ツルシマアンナ:中学で陸上をやってました。主にリレーと走り高跳びをしてたので、短距離種目です。

──ツルシマさんがご自身の首から下を映した調理中の動画をSNSで観て、引き締まった腹筋に感心したので、陸上競技経験者は腑に落ちました。

ツルシマアンナ:あははは、ありがとうございます。でも中学で引退したタイミングで「もう陸上はいいかな。めちゃくちゃ頑張ったしやりきったな」と思って(笑)、高校では友達と遊ぶお金が欲しくてひたすらバイトしてました。流行っている音楽を聴いたりはしてたんですけど、特に自分から曲をあさったり、1日中音楽聴くとか、そういうことは特になかったんです。

──そんな女子高生が、なぜ歌い手として活動を始めるようになったのでしょうか。

ツルシマアンナ:高校の時に英語に興味が出て来て、オーストラリアに交換留学に行ったんですけど、15時に学校が終わった後にほんとやることがなかったんです。それで当時好きだったモデルさんの出ていたニコニコ生放送を観るためにニコニコ動画のアプリを入れて。暇だったからその後もいろいろニコニコ動画を観あさったんですよね。

──そこで「歌ってみた」とVOCALOIDに出会うと。

ツルシマアンナ:VOCALOID曲は流行りに左右されていなくて、曲を聴いただけで「あの人の歌だ」と分かるぐらいにボカロPさんの個性が出ているものが多いなと思って。J-POPとは全然違うニコニコ動画らしい作風とか、人間が簡単に歌えないことが前提となって作られた曲調にハマりました。それを歌いこなせる女性歌い手さんたちに憧れたんですよね。皆さん歌が上手くて、大きい会場でライブをしていて……。それで「歌い手ってどうしたらできるんだろう?」と調べてみたら、機材さえあれば誰でもできると知って。自分も目指そうと思えば目指せるのかもと思って、帰国後すぐ機材を揃えて投稿を始めたんです。

──留学先でのニコニコ動画の出会いが、人生を一変させたんですね。

ツルシマアンナ:ほんとガラッと変わりましたね。留学先で放課後にやることがあったら「歌ってみた」までたどり着いてないかもしれない。ニコニコ動画にハマったタイミングでアニメにもハマって、突然インドアになりました。それまでの生活と180度違うけど、絶対に今のほうが自分の性に合ってるなって感じです。だから留学先が暇で本当に良かったです。でも最初のうちは「歌ってみた」の活動もただやりたいからやっている感じで、なんのヴィジョンとかもなかったですね。
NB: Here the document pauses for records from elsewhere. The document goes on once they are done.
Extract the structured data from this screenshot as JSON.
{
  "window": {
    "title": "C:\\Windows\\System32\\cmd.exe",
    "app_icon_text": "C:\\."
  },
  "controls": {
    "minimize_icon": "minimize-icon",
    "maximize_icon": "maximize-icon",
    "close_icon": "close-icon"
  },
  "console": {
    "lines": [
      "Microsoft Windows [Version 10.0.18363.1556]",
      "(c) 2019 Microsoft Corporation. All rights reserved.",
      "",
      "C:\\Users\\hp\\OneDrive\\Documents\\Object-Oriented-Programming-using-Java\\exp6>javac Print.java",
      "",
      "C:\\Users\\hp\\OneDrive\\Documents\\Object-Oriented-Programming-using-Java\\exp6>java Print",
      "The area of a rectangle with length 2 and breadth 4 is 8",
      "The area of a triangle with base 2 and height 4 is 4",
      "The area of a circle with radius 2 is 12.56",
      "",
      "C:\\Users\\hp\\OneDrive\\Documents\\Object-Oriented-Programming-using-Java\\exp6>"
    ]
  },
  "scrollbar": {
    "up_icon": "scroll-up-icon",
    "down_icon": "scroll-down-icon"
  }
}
──お話を聞いていると、陸上、アルバイト、留学、歌い手活動すべてにおいて、興味を持ったり「やりたい」と思ったら即行動しているなと感じました。

ツルシマアンナ:ああ、そうなのかな……?(笑) 確かにピンときたらすぐポンって飛び込んじゃうタイプではあるかもしれないですね。

──そしてツルシマさんは2017年からカバー楽曲を投稿するようになりますが、選曲基準はありましたか?

ツルシマアンナ:本当に気に入って何回も聴いちゃう曲とか、好きな曲しか歌ってこなかったです。特に最初のうちは数字のことはあまり気にしてなかったので、カラオケで曲を選ぶ感じで、これ好きだなと思ったらそれを歌ってました。わたしは歌詞で好きな曲を選ぶ傾向があるので、それが選曲につながっていたかもしれないです。この言い方が合っているかはわからないんですけど、ちょっと落ち込んでいたり、元気がなかったり悩んでたり……ちょっと闇を抱えた人に寄り添った歌詞が好きで。

──確かにツルシマさんの投稿しているカバー曲は、心の痛みを歌っているものが多い印象があります。ツルシマさんが注目を集めるきっかけになった「だれかの心臓になれたなら」もそういう曲だと思います。

ツルシマアンナ:わたしは聴いてくれた人の声がモチベーションになっていて。ファンの声や動画のコメントはもちろん見るし、エゴサーチもめっちゃするんですよ。エゴサで傷つくこともありますけど、うれしくなるときのほうが断然多いので、そっちを大事にするようにしてますね。嫌なコメントでへこんだら、うれしいコメントを何度も読み返してます。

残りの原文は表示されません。